Una sera Eufrasia, poco dopo aver cenato, disse a Joaquín, suo marito: «Sai? Ho l’impressione che quello che abita di fianco a noi rubi dei materiali al poveretto a cui sta costruendo la casa».

Joaquín la guardò di sbieco, cupo, con il suo occhio di vetro.

«E questa da dove la tiri fuori?»

«Perché oggi al tramonto è arrivato con il carretto carico di polvere di mattoni e coperto da sacchi, per nasconderlo».

«Non è possibile».

«Sì, perché ieri aveva delle piastrelle sotto il braccio, anche quelle avvolte in un sacco rotto. E si vedeva l’angolo».

«Allora… chissà!»

«Sì… me ne sono accorta anche quando aveva l’altro cantiere. All’inizio arrivava presto con il carretto, poi, quando stava per finire, molto più tardi, e sempre con il carretto coperto. Con quel materiale devono aver costruito una tettoia».

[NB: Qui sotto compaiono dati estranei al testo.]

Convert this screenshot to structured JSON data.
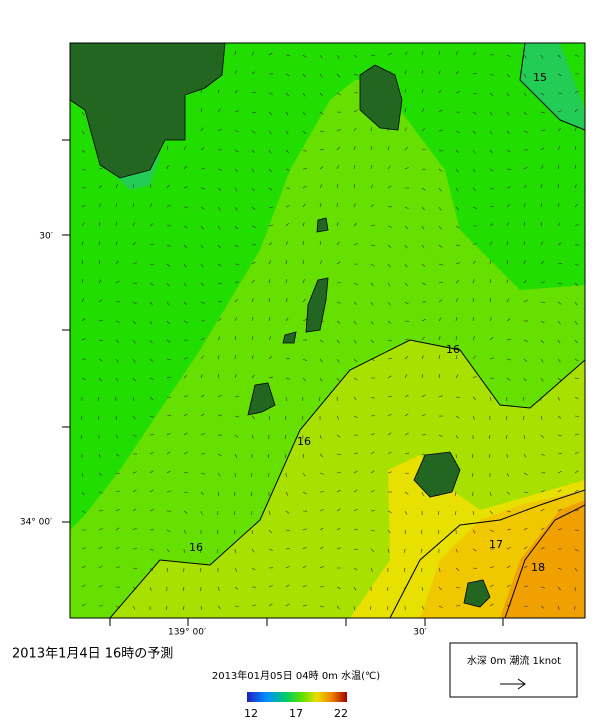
{
  "map": {
    "y_labels": [
      "30′",
      "34° 00′"
    ],
    "x_labels": [
      "139° 00′",
      "30′"
    ],
    "contour_labels": [
      "15",
      "16",
      "16",
      "16",
      "17",
      "18"
    ]
  },
  "caption": {
    "title": "2013年1月4日 16時の予測",
    "subtitle": "2013年01月05日 04時 0m 水温(℃)"
  },
  "colorbar": {
    "ticks": [
      12,
      17,
      22
    ]
  },
  "legend": {
    "text": "水深 0m 潮流 1knot"
  }
}
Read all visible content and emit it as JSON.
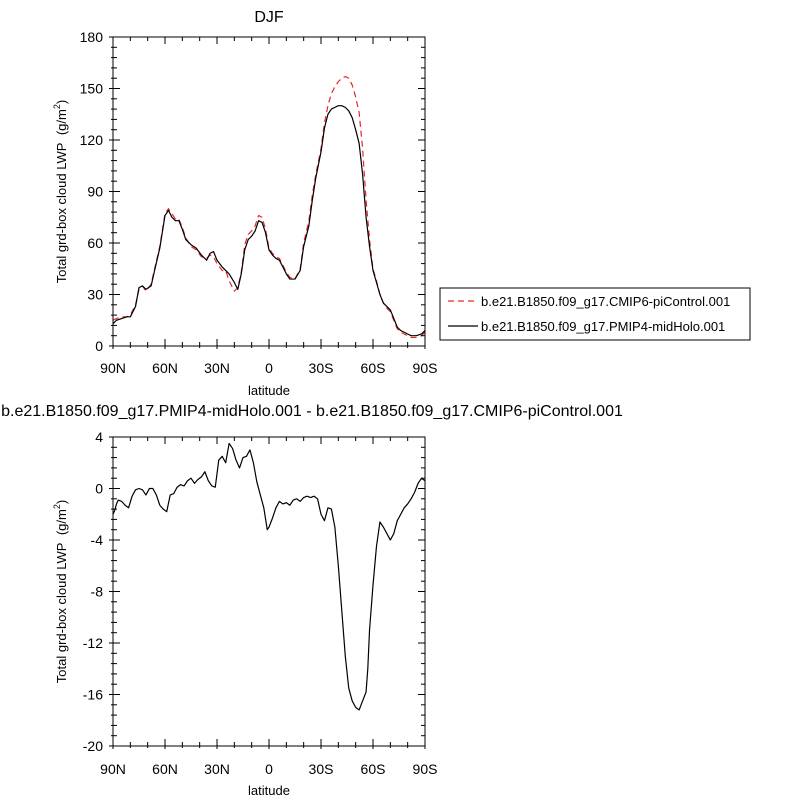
{
  "chart_data": [
    {
      "type": "line",
      "title": "DJF",
      "xlabel": "latitude",
      "ylabel": "Total grd-box cloud LWP",
      "ylabel_unit_base": "(g/m",
      "ylabel_unit_exp": "2",
      "ylabel_unit_close": ")",
      "xlim": [
        90,
        -90
      ],
      "ylim": [
        0,
        180
      ],
      "x_ticks": [
        {
          "value": 90,
          "label": "90N"
        },
        {
          "value": 60,
          "label": "60N"
        },
        {
          "value": 30,
          "label": "30N"
        },
        {
          "value": 0,
          "label": "0"
        },
        {
          "value": -30,
          "label": "30S"
        },
        {
          "value": -60,
          "label": "60S"
        },
        {
          "value": -90,
          "label": "90S"
        }
      ],
      "y_ticks": [
        0,
        30,
        60,
        90,
        120,
        150,
        180
      ],
      "legend_position": "right",
      "series": [
        {
          "name": "b.e21.B1850.f09_g17.CMIP6-piControl.001",
          "color": "#e8262a",
          "dash": "dashed",
          "x": [
            90,
            88,
            85,
            82,
            80,
            77,
            75,
            73,
            71,
            68,
            66,
            63,
            60,
            58,
            56,
            54,
            52,
            50,
            48,
            45,
            42,
            39,
            36,
            34,
            32,
            30,
            27,
            25,
            23,
            20,
            18,
            16,
            14,
            12,
            10,
            8,
            6,
            4,
            2,
            0,
            -2,
            -4,
            -6,
            -8,
            -10,
            -12,
            -15,
            -18,
            -20,
            -23,
            -25,
            -27,
            -30,
            -32,
            -34,
            -36,
            -38,
            -40,
            -42,
            -44,
            -46,
            -48,
            -50,
            -52,
            -54,
            -56,
            -58,
            -60,
            -62,
            -64,
            -66,
            -68,
            -70,
            -72,
            -74,
            -76,
            -78,
            -80,
            -82,
            -85,
            -88,
            -90
          ],
          "y": [
            15,
            16,
            17,
            17,
            18,
            24,
            33,
            35,
            32,
            36,
            45,
            58,
            77,
            80,
            77,
            74,
            74,
            69,
            63,
            58,
            56,
            52,
            51,
            53,
            52,
            48,
            44,
            44,
            38,
            32,
            34,
            43,
            59,
            65,
            67,
            70,
            76,
            75,
            68,
            57,
            54,
            52,
            51,
            47,
            43,
            40,
            39,
            45,
            60,
            73,
            88,
            100,
            115,
            130,
            140,
            147,
            151,
            154,
            156,
            157,
            156,
            152,
            145,
            136,
            115,
            85,
            62,
            45,
            38,
            30,
            25,
            22,
            20,
            15,
            10,
            8,
            7,
            6,
            5,
            5,
            6,
            8
          ],
          "x_shift_note": ""
        },
        {
          "name": "b.e21.B1850.f09_g17.PMIP4-midHolo.001",
          "color": "#000000",
          "dash": "solid",
          "x": [
            90,
            88,
            85,
            82,
            80,
            77,
            75,
            73,
            71,
            68,
            66,
            63,
            60,
            58,
            56,
            54,
            52,
            50,
            48,
            45,
            42,
            39,
            36,
            34,
            32,
            30,
            27,
            25,
            23,
            20,
            18,
            16,
            14,
            12,
            10,
            8,
            6,
            4,
            2,
            0,
            -2,
            -4,
            -6,
            -8,
            -10,
            -12,
            -15,
            -18,
            -20,
            -23,
            -25,
            -27,
            -30,
            -32,
            -34,
            -36,
            -38,
            -40,
            -42,
            -44,
            -46,
            -48,
            -50,
            -52,
            -54,
            -56,
            -58,
            -60,
            -62,
            -64,
            -66,
            -68,
            -70,
            -72,
            -74,
            -76,
            -78,
            -80,
            -82,
            -85,
            -88,
            -90
          ],
          "y": [
            13,
            15,
            16,
            17,
            17,
            23,
            34,
            35,
            33,
            35,
            44,
            57,
            76,
            79,
            75,
            73,
            73,
            68,
            62,
            59,
            57,
            53,
            50,
            54,
            55,
            50,
            46,
            44,
            42,
            37,
            33,
            42,
            56,
            62,
            64,
            67,
            73,
            72,
            66,
            56,
            53,
            51,
            50,
            46,
            42,
            39,
            39,
            44,
            58,
            70,
            85,
            98,
            113,
            127,
            135,
            138,
            139,
            140,
            140,
            139,
            137,
            133,
            126,
            118,
            100,
            75,
            58,
            44,
            37,
            30,
            25,
            23,
            21,
            16,
            11,
            9,
            8,
            7,
            6,
            6,
            7,
            9
          ]
        }
      ]
    },
    {
      "type": "line",
      "title": "b.e21.B1850.f09_g17.PMIP4-midHolo.001 - b.e21.B1850.f09_g17.CMIP6-piControl.001",
      "xlabel": "latitude",
      "ylabel": "Total grd-box cloud LWP",
      "ylabel_unit_base": "(g/m",
      "ylabel_unit_exp": "2",
      "ylabel_unit_close": ")",
      "xlim": [
        90,
        -90
      ],
      "ylim": [
        -20,
        4
      ],
      "x_ticks": [
        {
          "value": 90,
          "label": "90N"
        },
        {
          "value": 60,
          "label": "60N"
        },
        {
          "value": 30,
          "label": "30N"
        },
        {
          "value": 0,
          "label": "0"
        },
        {
          "value": -30,
          "label": "30S"
        },
        {
          "value": -60,
          "label": "60S"
        },
        {
          "value": -90,
          "label": "90S"
        }
      ],
      "y_ticks": [
        -20,
        -16,
        -12,
        -8,
        -4,
        0,
        4
      ],
      "series": [
        {
          "name": "",
          "color": "#000000",
          "dash": "solid",
          "x": [
            90,
            89,
            88,
            87,
            85,
            83,
            81,
            79,
            77,
            75,
            73,
            71,
            69,
            67,
            65,
            63,
            61,
            59,
            57,
            55,
            53,
            51,
            49,
            47,
            45,
            43,
            41,
            39,
            37,
            35,
            33,
            31,
            29,
            27,
            25,
            23,
            21,
            19,
            17,
            15,
            13,
            11,
            9,
            7,
            5,
            3,
            1,
            0,
            -2,
            -4,
            -6,
            -8,
            -10,
            -12,
            -14,
            -16,
            -18,
            -20,
            -22,
            -24,
            -26,
            -28,
            -30,
            -32,
            -34,
            -36,
            -38,
            -40,
            -42,
            -44,
            -46,
            -48,
            -50,
            -52,
            -54,
            -56,
            -57,
            -58,
            -60,
            -62,
            -64,
            -66,
            -68,
            -70,
            -72,
            -74,
            -76,
            -78,
            -80,
            -82,
            -84,
            -86,
            -88,
            -90
          ],
          "y": [
            -2.0,
            -1.7,
            -1.2,
            -0.9,
            -1.0,
            -1.3,
            -1.5,
            -0.6,
            -0.1,
            0.0,
            -0.1,
            -0.5,
            0.0,
            0.0,
            -0.5,
            -1.3,
            -1.6,
            -1.8,
            -0.5,
            -0.4,
            0.1,
            0.3,
            0.2,
            0.6,
            0.8,
            0.4,
            0.7,
            0.9,
            1.3,
            0.6,
            0.2,
            0.1,
            2.2,
            2.5,
            2.0,
            3.5,
            3.1,
            2.2,
            1.6,
            2.4,
            2.5,
            3.0,
            2.0,
            0.5,
            -0.5,
            -1.5,
            -3.2,
            -3.0,
            -2.3,
            -1.5,
            -1.0,
            -1.2,
            -1.1,
            -1.3,
            -0.9,
            -0.8,
            -1.0,
            -0.7,
            -0.6,
            -0.7,
            -0.6,
            -0.8,
            -2.0,
            -2.5,
            -1.5,
            -1.6,
            -3.0,
            -6.0,
            -9.5,
            -13.0,
            -15.5,
            -16.5,
            -17.0,
            -17.2,
            -16.5,
            -15.8,
            -14.0,
            -11.0,
            -7.5,
            -4.5,
            -2.6,
            -3.0,
            -3.5,
            -4.0,
            -3.5,
            -2.5,
            -2.0,
            -1.5,
            -1.2,
            -0.8,
            -0.3,
            0.4,
            0.8,
            0.6
          ],
          "note_bottom": ""
        }
      ]
    }
  ]
}
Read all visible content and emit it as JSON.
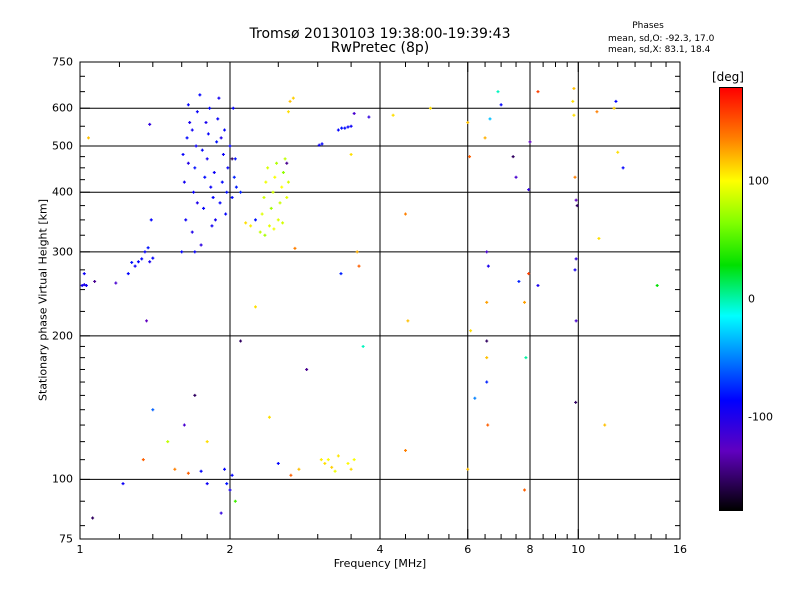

Taciturno, Joaquín ribatté: «Certo, così è facile costruirsi case e tettoie per fare invidia agli altri».

Poi non parlarono più. Cenarono in silenzio e l’occhio di Joaquín, commesso viaggiatore e piccolo proprietario, era immobile come l’altro di vetro.

Solo al momento di coricarsi Eufrasia, quando stava per spegnere la lampada, disse senza guardare il marito, con la voce leggermente artificiosa per il desiderio che fosse naturale: «Se il padrone della casa lo sapesse…»

«Lo fa arrestare», fu l’unico commento del guercio. Poi si coricarono e non parlarono più.

I due proprietari si odiavano con un rancore sleale.

Questo sentimento era maturato al calore di oscure ignominie, e la diversità delle disgrazie che si auguravano gli dava sfumature differenti.

Cosme, il muratore, invocava un’improvvisa catastrofe sulla proprietà di Joaquín. Se glielo avessero domandato non avrebbe saputo specificare che tipo di catastrofe augurasse al suo vicino, perché solo in casi eccezionali arrivava alla morte. E questa mancanza di immaginazione gli provocava scoppi di collera fugaci ma angosciosi, perché era sicuro che se il suo desiderio si fosse realizzato, sarebbe stato felice.

Joaquín invece aveva concretizzato questa brama.

Desiderava che il muratore andasse in rovina.

Immaginava che il suo vicino non fosse in grado di pagare le quote mensili del terreno che avevano comprato a rate a breve distanza di tempo, e il semplice fatto di raffigurarsi la bandiera rossa della vendita all’asta che ondeggiava nel giardino di Cosme gli dava una gioia sinistra. Digrignava i denti, e il suo occhio di vetro sprigionava un luccichio più intenso dell’altro, in agguato sotto una palpebra sottile sempre corrugata.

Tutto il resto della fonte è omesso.